Otak kita bekerja seperti sebuah sistem navigasi. Bila tujuan tidak tergambar dengan jelas, sistemnya pun bekerja ekstra keras untuk mencapainya.

Bayangkan, ia harus melalui perjalanan yang berputar-putar pada beberapa tujuan semu sebelum akhirnya sampai ke tujuan yang sebenarnya.

Jadi, kita perlu membiasakan diri untuk memulai hari dengan memprioritaskan hal-hal yang sangat penting untuk dilakukan. Tanpa prioritas, otak kita akan tersesat.

Nah, seorang prokrastinator justru melihatnya dengan terbalik. Ia hanya melihat hutannya, tanpa bisa melihat pohonnya.

Otak kita memiliki mekanisme fight or flight. Mekanisme ini merupakan reaksi alamiah yang dimiliki manusia bila ada bahaya yang mengancam.

Dalam kegiatan emotional regulation, kita perlu membantu otak untuk memperjelas musuh yang mengancam ini.

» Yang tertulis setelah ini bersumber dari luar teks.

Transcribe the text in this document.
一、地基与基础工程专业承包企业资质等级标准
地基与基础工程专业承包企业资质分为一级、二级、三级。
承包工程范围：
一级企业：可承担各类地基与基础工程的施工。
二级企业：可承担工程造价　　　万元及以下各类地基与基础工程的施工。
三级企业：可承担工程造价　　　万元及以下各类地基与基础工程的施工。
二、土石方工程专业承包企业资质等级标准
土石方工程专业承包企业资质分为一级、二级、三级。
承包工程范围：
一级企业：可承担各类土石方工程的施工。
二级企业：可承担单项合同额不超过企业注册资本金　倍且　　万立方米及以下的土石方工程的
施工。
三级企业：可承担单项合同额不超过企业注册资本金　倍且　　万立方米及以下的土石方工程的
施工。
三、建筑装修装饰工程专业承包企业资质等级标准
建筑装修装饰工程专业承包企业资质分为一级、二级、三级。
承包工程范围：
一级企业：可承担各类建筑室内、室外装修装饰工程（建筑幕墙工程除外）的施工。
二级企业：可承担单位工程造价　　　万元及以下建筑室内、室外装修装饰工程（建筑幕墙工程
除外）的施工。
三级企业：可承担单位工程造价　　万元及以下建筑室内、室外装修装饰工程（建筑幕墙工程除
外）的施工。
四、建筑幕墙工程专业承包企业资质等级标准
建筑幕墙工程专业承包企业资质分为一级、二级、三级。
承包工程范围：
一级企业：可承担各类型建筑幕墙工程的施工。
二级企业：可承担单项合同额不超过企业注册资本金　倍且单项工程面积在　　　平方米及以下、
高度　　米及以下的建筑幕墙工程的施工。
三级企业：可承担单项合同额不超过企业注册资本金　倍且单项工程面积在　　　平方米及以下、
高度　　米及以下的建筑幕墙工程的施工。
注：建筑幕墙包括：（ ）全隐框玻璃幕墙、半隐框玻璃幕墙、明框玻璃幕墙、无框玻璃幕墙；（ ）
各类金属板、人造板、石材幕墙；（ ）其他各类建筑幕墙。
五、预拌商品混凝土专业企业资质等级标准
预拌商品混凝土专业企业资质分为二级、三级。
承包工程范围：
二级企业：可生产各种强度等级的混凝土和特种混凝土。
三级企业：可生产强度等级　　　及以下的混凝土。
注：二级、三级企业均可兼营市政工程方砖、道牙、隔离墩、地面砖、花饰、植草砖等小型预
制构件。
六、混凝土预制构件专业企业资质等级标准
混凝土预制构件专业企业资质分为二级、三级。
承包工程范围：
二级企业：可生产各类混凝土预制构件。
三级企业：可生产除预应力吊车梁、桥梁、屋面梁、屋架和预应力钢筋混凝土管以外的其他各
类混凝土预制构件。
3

Dalam situasi yang kompleks, apalagi dalam kasus prokrastinasi seperti ini, “musuh” emosinya tidak jelas terlihat.

Untuk itu, kita perlu memberi nama pada rasa atau emosi yang kita khawatirkan dan membuat kita melakukan penundaan tersebut.

Misalnya, takut dianggap bodoh, takut salah, atau juga takut kalah. Bila individu dapat memahami dengan jelas apa sumber ketakutannya, otak dapat menyusun strategi mekanisme pertahanan dengan lebih fokus dan terarah.

Kejelasan seperti itu otomatis membuat kerja otak lebih ringan sehingga dengan sendirinya stres individu akan berkurang.

Kita juga perlu mendera diri kita untuk melihat kenyataan. Seorang prokrastinator sering enggan melihat proses kerja atau tugas yang perlu ia kerjakan karena khawatir keterlibatan yang mendalam akan membawa masalah yang lebih besar lagi.

Bila ingin mendewasakan diri, kita harus belajar menghadapi kenyataan yang ada, salah satunya dengan turun meninjau lapangan secara langsung.

Dengan begitu, kita benar-benar tahu dengan pasti apa yang dihadapi ketimbang hanya meraba-raba di dalam gelap.

Semua ini tentunya membutuhkan disiplin dan komitmen yang perlu dilakukan secara konsisten untuk merekonstruksi ulang kebiasaan yang sudah menetap ini. Karenanya, jangan lagi menunda.